Per Digerud

Personal information
- Born: 25 July 1933 Oslo, Norway
- Died: 13 August 1988 (aged 55) Oslo, Norway

Sport
- Sport: Cycling Boxing
- Club: SK Rye (cycling) SK av 1909 (boxing)

= Per Digerud =

Norwegian cyclist

Per Digerud (25 July 1933 - 13 August 1988) was a Norwegian cyclist and boxer. He won several national titles in cycling, and one title in boxing, and represented Norway at the 1960 Summer Olympics.

==Life and career==
Digerud was born in Oslo on 25 July 1933, and was the father of Geir Digerud.

===Cycling career===
He competed at the 1960 Summer Olympics in the individual road race. He finished in 71st place. He won the Norwegian National Road Race Championship in 1960, 1961 and 1964. He also won the National Timetrial Championship 1955 (30 km), 1957, 1958, 1961 and 1962 (50 km), 1956 (100 km) a total of nine individual national titles in road championships. He also won gold medals in the National Team-Timetrial Championship in 1955 (30 km), 1957, 1958, 1962 (50 km), 1953, 1955, 1956 (100 km), 1954, 1955, 1956, 1960, 1961, 1962 (170 km).
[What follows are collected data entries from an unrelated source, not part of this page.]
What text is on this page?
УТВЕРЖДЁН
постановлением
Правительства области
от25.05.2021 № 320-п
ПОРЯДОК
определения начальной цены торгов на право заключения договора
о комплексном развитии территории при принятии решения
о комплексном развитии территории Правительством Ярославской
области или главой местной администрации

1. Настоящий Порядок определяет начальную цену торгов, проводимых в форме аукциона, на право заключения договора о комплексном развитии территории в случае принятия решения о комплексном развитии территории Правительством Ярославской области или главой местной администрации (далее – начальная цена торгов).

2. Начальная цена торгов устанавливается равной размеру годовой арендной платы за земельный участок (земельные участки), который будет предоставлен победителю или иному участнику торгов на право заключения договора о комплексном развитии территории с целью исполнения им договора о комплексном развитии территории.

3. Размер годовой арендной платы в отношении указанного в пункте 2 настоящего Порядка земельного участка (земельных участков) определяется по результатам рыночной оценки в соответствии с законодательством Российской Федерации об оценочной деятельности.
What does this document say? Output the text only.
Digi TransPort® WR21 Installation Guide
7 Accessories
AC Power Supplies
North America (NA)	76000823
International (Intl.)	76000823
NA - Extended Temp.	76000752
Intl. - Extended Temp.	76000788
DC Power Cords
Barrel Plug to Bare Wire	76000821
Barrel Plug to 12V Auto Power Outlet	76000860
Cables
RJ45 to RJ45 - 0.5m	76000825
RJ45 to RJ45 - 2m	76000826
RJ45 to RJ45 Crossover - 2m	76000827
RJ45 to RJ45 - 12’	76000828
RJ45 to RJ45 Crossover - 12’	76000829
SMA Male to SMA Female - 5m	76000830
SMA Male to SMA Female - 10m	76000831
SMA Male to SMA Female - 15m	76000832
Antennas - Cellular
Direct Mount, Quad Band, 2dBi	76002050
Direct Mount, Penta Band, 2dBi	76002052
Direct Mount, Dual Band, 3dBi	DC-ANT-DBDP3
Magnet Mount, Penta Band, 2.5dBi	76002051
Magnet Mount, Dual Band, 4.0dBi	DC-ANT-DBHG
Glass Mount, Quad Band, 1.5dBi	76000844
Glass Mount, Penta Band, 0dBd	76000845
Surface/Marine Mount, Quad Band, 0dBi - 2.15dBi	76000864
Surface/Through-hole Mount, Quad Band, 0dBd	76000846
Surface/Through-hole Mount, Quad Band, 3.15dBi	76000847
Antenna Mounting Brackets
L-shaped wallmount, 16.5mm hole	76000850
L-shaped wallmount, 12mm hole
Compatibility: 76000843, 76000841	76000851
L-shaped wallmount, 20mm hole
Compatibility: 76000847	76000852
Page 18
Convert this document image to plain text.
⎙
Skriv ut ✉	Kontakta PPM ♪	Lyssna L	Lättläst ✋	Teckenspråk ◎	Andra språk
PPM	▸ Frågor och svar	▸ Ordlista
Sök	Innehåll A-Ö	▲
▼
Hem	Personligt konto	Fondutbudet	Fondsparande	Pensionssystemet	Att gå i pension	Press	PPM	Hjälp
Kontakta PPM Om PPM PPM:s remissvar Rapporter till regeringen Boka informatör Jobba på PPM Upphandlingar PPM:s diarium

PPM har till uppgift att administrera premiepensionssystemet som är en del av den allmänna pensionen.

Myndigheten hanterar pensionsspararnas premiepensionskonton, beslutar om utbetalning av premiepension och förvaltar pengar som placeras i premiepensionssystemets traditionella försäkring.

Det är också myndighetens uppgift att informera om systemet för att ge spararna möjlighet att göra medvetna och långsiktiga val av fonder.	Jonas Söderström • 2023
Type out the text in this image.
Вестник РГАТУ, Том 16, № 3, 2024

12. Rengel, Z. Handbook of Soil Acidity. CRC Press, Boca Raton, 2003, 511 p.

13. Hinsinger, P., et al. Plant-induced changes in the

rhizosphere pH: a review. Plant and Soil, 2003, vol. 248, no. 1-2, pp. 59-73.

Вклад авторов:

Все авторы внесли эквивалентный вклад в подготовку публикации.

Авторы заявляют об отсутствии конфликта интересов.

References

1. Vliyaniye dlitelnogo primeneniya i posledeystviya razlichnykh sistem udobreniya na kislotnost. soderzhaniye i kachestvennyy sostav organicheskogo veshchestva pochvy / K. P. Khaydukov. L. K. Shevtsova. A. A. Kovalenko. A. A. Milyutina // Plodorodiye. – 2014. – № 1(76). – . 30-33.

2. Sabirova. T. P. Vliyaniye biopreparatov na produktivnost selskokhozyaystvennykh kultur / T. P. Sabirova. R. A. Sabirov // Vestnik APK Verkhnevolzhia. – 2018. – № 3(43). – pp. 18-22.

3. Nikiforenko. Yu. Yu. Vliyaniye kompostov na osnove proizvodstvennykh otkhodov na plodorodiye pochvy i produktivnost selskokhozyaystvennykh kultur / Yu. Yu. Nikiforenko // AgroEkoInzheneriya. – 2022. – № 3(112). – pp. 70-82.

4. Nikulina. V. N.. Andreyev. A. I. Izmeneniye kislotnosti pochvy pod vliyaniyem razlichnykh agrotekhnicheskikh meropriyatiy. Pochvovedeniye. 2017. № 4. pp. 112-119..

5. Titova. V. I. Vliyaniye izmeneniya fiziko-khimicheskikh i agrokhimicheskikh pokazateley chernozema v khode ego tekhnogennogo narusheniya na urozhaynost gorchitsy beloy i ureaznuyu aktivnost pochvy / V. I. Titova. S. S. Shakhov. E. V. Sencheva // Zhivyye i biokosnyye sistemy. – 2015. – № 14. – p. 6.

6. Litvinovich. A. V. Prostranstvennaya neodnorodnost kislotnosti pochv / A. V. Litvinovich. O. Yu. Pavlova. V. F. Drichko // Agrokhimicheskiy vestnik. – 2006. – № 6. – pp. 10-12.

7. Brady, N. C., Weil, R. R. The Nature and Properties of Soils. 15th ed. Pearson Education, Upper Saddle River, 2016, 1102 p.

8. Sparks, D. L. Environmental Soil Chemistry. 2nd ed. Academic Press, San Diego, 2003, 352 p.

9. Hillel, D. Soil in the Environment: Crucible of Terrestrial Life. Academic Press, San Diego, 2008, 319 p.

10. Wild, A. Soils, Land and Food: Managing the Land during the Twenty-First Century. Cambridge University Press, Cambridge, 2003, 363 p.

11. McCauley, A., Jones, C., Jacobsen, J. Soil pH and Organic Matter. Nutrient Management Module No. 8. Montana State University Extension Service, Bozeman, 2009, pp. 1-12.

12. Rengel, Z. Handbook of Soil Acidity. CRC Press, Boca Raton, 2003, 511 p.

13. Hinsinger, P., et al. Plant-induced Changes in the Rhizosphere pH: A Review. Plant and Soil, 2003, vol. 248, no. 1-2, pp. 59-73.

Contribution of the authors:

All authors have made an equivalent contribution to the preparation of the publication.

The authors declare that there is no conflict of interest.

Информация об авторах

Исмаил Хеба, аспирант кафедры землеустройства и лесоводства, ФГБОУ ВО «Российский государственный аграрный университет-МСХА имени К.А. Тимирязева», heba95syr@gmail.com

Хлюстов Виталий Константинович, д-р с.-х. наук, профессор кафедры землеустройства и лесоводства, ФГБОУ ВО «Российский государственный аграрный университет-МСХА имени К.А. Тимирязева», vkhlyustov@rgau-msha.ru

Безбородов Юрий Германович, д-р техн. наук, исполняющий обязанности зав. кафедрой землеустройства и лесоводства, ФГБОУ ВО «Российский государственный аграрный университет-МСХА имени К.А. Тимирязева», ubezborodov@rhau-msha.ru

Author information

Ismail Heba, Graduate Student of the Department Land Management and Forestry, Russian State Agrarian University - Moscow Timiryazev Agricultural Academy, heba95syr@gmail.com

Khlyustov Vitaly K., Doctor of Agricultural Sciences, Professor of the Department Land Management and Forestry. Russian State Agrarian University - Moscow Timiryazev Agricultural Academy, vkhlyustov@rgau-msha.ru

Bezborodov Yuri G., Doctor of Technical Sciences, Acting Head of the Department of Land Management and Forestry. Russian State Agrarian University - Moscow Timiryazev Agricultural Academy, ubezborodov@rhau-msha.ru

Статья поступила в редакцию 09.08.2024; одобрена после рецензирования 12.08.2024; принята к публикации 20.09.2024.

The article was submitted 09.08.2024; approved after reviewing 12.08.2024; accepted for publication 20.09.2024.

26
He received the Kongepokal trophy five times, in 1955, 1956, 1958, 1961 and 1962. He represented the club SK Rye.

===Boxing career===
He also won a national title in boxing in 1955, in light middleweight. He represented the club SK av 1909.

==Death==
Digerud died in Oslo on 13 August 1988, at the age of 55.